Giles Parkinson 42:51
I guess Lorenzo it comes down to the cost of electrolyzers to a large degree, and in Australia, I think, electrolyzer so far is just one megawatt, and of course we need to get to a scale. I’m just thinking back, you know, you compared it at the start of this discussion to solar and battery storage. How certain are we that electrolyzers will follow that same cost path?
Lorenzo Ducci 43:13
Not an easy question Giles. So, no, I mean, as I said before, we met different electrolyzer manufacturing, and all of that. So most of them has clearly expressed the intention of reducing the cost through a road map that will scale up their production and the production processes. Another thing that we can say here is that the 50% of the capex is the electrolyzer stock.

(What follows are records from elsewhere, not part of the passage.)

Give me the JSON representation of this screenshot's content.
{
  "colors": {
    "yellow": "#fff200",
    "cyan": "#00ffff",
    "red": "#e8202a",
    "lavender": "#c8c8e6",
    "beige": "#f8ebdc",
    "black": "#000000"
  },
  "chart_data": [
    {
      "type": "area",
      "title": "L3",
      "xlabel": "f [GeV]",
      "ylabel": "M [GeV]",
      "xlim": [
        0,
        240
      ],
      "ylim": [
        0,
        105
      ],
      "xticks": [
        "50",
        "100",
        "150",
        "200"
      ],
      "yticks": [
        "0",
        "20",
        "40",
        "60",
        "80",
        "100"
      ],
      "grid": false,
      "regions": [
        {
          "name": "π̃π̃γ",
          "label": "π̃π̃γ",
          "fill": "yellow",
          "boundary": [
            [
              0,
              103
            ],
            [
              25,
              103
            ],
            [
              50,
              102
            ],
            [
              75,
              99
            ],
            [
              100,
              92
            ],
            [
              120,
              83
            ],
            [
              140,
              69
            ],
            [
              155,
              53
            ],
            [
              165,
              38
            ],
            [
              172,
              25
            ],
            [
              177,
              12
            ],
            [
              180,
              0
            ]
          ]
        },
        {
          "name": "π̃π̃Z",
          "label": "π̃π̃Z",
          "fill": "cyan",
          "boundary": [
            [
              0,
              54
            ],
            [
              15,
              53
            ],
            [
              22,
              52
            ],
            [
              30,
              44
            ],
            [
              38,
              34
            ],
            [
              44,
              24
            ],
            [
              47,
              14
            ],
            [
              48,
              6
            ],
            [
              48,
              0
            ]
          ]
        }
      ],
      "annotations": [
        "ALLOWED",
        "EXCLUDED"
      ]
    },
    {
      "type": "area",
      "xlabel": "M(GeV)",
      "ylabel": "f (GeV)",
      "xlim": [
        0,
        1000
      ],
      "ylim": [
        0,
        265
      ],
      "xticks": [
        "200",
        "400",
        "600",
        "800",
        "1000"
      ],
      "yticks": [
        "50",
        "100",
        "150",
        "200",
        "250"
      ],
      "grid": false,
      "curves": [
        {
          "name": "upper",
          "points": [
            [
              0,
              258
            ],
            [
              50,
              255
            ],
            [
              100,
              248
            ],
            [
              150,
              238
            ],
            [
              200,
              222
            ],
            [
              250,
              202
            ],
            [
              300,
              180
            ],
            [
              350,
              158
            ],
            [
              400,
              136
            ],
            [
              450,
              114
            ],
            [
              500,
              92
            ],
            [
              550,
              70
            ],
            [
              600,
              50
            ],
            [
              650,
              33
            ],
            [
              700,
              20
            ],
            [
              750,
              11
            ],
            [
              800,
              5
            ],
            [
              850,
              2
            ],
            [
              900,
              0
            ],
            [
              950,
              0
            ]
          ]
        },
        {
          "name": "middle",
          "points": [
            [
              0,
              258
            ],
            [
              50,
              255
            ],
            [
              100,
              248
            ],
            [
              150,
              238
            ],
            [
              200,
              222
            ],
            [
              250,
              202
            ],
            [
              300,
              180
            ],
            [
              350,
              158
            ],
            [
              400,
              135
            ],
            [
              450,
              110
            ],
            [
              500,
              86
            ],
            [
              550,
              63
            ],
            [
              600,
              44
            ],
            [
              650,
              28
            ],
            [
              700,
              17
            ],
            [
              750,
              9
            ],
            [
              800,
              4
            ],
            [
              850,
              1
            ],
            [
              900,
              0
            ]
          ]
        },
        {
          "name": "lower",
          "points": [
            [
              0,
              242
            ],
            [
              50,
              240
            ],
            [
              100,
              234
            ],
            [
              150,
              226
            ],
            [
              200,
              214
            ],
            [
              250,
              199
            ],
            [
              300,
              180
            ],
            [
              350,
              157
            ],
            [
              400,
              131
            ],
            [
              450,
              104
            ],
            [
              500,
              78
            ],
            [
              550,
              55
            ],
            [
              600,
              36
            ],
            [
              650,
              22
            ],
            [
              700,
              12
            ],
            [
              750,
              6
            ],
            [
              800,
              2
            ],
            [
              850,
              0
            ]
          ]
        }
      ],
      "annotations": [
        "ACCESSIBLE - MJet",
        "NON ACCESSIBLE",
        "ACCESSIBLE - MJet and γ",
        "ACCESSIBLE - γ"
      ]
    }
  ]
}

So it’s up to the manufacturer to reduce that cost, but the other 50% is the BOP. In that case, I think that there is space to lower that, thanks to the economy of scale. So most of these two have huge potential in terms of production. So not only the technology itself, but also all the components that are related to the technology and to run the plant.
Giles Parkinson 44:14
Rupert can I just throw one final question to you, and that needs to be a short answer I think. CEFC is not really looking to support wind and solar projects, per se, but will actually do that in the context of the hydrogen economy, given that the further reduction in wind and solar and I guess that’s the upfront capital costs need to be reduced quite significantly for hydrogen to be viable.
Rupert Maloney 44:37
Yeah, no, we definitely look at there’s a whole lot of enablers for a hydrogen economy. Certainly renewable energy is a key enabler and their costs, and so we’ll look to support the right projects, in that sense. Also, innovation as well. With the hydrogen supply chain we need more innovation, we need to bring down those costs through innovation. We also have an innovation fund that’s actively looking at opportunities, some really exciting innovation coming out of Australian R&D in Australian universities. So we’ll have more to say on that shortly. So yeah, we’re looking across all the enablers.
Giles Parkinson 45:15
Good stuff. Well, I think we’ve just about to come to the end of allocated 45 minutes. So I would just like to thank all our guests. Kathryn Horlin from BHP. Thanks for joining us. Rupert Maloney from Clean Energy Finance Corporation. Lorenzo Ducci from Enel Green Power and Thomas Mach, doubling up on two different sessions from Rio Tinto. Thank you very much. And thanks for the opportunity.
Thanks for listening into this session, which doubles up as an episode of Energy Insiders. You can find us on the Renew Economy website. And I look forward to more discussion and more announcements about the green hydrogen economy as we go forward. So thank you very much everyone.